The Gogolala Jubilee Jugband were a way to get some of the country and novelty music he'd liked as a kid onto The Muppet Show. They barely had names or distinctive personalities; they were mainly a music delivery device for fun little numbers. In fact, they were so non-distinct in character that they often had different performers. They were put together out of what the Muppet people call Whatnot Muppets, which are blank Muppets that any features can be molded on to. And their name speaks to Jim Henson's love of nonsense words.

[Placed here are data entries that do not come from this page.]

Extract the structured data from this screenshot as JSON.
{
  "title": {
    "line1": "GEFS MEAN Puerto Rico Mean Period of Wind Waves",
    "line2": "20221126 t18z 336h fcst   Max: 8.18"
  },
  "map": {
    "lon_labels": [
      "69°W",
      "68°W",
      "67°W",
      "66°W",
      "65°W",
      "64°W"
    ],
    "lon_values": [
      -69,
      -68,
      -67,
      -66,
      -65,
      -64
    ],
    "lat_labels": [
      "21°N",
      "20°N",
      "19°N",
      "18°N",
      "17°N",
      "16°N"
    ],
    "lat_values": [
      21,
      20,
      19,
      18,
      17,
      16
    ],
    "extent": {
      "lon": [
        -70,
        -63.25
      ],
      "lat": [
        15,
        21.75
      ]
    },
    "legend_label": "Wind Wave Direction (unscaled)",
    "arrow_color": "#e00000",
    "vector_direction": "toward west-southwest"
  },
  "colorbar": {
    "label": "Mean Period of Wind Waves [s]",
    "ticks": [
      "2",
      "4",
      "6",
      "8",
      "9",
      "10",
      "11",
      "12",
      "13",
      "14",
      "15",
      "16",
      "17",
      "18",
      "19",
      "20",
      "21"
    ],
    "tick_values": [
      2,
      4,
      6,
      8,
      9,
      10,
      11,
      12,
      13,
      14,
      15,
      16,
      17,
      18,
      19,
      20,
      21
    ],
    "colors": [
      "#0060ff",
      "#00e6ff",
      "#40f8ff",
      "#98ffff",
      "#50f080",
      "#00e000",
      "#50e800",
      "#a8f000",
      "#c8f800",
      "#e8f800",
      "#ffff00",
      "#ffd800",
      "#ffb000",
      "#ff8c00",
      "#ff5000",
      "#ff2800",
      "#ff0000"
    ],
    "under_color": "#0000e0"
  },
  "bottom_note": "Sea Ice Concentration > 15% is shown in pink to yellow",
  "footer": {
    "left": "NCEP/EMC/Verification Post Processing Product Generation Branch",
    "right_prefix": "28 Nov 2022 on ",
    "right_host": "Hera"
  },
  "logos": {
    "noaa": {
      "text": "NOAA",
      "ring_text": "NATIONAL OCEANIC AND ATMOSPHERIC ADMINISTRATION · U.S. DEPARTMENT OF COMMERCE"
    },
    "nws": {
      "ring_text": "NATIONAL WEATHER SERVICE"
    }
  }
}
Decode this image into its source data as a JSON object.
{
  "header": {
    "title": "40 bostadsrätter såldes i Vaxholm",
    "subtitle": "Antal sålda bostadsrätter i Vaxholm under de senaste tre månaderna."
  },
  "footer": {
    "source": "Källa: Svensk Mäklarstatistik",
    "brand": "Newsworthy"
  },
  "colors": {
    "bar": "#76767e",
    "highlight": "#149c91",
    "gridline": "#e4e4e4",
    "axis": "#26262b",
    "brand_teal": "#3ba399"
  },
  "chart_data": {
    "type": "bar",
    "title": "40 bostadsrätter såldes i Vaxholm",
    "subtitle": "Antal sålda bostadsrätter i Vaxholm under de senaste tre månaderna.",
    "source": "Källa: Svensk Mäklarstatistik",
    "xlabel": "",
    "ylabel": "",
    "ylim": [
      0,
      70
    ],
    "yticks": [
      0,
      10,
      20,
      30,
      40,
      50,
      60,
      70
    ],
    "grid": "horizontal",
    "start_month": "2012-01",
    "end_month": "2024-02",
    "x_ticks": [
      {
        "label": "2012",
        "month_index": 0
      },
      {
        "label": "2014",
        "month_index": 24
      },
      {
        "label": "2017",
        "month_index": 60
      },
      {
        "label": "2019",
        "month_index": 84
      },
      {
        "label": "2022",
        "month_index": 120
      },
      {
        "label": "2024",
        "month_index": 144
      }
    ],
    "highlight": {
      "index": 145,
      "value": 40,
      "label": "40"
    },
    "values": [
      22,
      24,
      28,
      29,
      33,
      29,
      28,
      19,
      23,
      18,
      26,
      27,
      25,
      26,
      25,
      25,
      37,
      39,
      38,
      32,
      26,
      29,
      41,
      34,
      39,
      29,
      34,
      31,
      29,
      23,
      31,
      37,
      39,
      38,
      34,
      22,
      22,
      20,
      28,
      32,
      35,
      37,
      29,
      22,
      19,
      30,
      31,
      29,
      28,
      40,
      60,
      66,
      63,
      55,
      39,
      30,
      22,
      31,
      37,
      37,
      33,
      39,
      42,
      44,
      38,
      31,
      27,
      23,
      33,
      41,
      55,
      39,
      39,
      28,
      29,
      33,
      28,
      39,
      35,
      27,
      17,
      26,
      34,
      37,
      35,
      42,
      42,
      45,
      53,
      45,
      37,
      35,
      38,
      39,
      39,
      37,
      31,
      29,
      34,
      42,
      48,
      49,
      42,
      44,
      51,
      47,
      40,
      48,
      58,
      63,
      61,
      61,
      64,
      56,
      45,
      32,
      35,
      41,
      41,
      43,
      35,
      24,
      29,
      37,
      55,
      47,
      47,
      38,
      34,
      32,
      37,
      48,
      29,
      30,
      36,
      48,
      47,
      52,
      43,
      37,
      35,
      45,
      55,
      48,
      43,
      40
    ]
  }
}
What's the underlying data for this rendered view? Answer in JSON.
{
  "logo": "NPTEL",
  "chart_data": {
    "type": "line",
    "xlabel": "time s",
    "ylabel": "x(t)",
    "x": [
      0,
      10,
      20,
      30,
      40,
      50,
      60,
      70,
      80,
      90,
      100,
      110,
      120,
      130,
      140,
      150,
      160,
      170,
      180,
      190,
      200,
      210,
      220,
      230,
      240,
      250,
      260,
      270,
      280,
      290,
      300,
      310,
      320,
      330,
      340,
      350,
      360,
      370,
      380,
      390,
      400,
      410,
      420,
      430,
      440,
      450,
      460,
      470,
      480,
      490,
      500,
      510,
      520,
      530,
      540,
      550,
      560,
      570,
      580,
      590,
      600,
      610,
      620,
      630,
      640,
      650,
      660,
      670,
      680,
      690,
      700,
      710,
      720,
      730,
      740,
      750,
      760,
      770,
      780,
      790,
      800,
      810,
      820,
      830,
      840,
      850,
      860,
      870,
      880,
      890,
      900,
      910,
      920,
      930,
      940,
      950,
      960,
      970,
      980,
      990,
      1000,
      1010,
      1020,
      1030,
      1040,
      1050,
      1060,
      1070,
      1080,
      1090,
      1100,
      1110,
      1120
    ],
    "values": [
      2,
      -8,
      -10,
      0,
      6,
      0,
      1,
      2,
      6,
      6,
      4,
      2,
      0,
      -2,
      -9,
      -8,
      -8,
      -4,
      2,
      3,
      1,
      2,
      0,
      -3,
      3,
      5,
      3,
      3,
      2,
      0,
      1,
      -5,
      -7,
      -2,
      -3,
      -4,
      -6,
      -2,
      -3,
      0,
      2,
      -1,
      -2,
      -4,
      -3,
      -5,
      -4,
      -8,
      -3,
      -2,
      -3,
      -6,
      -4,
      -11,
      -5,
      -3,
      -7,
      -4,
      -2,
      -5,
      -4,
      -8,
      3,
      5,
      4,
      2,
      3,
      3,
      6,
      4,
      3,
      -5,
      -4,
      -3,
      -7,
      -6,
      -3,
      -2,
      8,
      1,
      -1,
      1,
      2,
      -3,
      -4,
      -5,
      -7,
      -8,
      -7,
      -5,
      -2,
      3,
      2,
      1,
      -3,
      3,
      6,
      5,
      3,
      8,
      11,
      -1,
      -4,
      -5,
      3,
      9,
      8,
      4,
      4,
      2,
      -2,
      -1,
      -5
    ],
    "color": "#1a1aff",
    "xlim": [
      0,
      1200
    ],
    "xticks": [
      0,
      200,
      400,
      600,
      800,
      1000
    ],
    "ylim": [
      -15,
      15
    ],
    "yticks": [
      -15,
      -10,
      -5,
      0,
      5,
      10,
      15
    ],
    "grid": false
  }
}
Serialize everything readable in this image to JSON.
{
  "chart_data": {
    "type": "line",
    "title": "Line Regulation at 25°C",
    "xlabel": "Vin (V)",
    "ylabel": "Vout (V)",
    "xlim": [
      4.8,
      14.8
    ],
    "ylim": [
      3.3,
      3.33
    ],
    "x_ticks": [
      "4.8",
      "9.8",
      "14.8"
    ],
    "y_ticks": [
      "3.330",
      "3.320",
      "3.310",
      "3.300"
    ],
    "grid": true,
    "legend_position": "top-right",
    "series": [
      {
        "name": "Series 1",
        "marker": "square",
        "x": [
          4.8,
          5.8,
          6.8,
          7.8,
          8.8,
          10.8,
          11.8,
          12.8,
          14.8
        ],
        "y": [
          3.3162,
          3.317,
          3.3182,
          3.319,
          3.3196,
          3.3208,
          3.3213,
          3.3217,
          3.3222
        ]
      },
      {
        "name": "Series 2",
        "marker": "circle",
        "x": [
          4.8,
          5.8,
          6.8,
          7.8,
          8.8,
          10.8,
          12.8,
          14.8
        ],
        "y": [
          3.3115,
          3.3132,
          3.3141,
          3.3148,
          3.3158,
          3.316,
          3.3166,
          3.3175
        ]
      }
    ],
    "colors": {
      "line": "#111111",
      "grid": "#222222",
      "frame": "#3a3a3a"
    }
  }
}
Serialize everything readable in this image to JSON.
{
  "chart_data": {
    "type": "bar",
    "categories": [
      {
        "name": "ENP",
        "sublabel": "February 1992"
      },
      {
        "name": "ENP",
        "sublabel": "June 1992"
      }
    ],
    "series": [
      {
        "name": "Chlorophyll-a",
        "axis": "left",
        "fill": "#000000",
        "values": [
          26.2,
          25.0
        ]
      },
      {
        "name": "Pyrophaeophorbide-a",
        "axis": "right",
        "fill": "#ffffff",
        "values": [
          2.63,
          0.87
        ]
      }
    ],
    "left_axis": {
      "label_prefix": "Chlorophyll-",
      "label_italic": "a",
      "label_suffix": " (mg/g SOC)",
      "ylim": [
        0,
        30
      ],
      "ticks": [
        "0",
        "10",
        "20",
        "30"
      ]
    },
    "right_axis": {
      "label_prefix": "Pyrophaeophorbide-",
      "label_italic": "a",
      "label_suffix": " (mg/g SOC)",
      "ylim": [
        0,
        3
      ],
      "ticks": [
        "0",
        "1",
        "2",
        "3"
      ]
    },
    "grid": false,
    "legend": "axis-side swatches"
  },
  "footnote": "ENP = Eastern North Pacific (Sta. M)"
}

The Hillbilly Singer had appeared earlier in the season, in a slightly different look, for probably my favorite segment featuring the Gogolala Jubilee Jugband, this cover of Tompall Glaser's "Put Another Log on the Fire," featuring Candice Bergen. (This song was, of course, written by Shel Silverstein.)
The final appearance by any of the Gogolala Jubilee Jugband is this little spot from late in the first season, a performance of the old Carson Jay Robison song "Life Gets Teejus, Don't It."
I'm not sure exactly why the decision was made to drop the band. They were part of a musical tradition that Jim Henson deeply enjoyed. They were actually the second Muppet country music band; the first was the Country Trio, which are really caricatures of Jim Henson, Frank Oz and Jerry Nelson. They pre-date The Muppet Show, appearing first on The Perry Como Winter Show, then on The Dick Cavett Show, and intermittently on The Muppet Show.
I wonder a little bit if the decision was made partially because of the departure of the two of the band's performers, Eren Ozker (seen above with Richard Hunt) and Peter Friedman, after the first season of The Muppet Show. Or, really, Jim could have just found new designs he liked and gone with them, as sometimes happened. Fozzie Bear and Miss Piggy were redesigned after that first season. The Gogolala Jubilee Jugband was replaced by Lubbock Lou and His Jughuggers, who stayed throughout the show and even appear in the "Happiness Hotel" song in The Great Muppet Caper.
The Muppet Encyclopedia says the group disbanded over an argument about whether or not to put a hole in the washtub, which is a nice wink at Emmet Otter's Jug-Band Christmas.
Either way, we got some fun performances out of them while they lasted.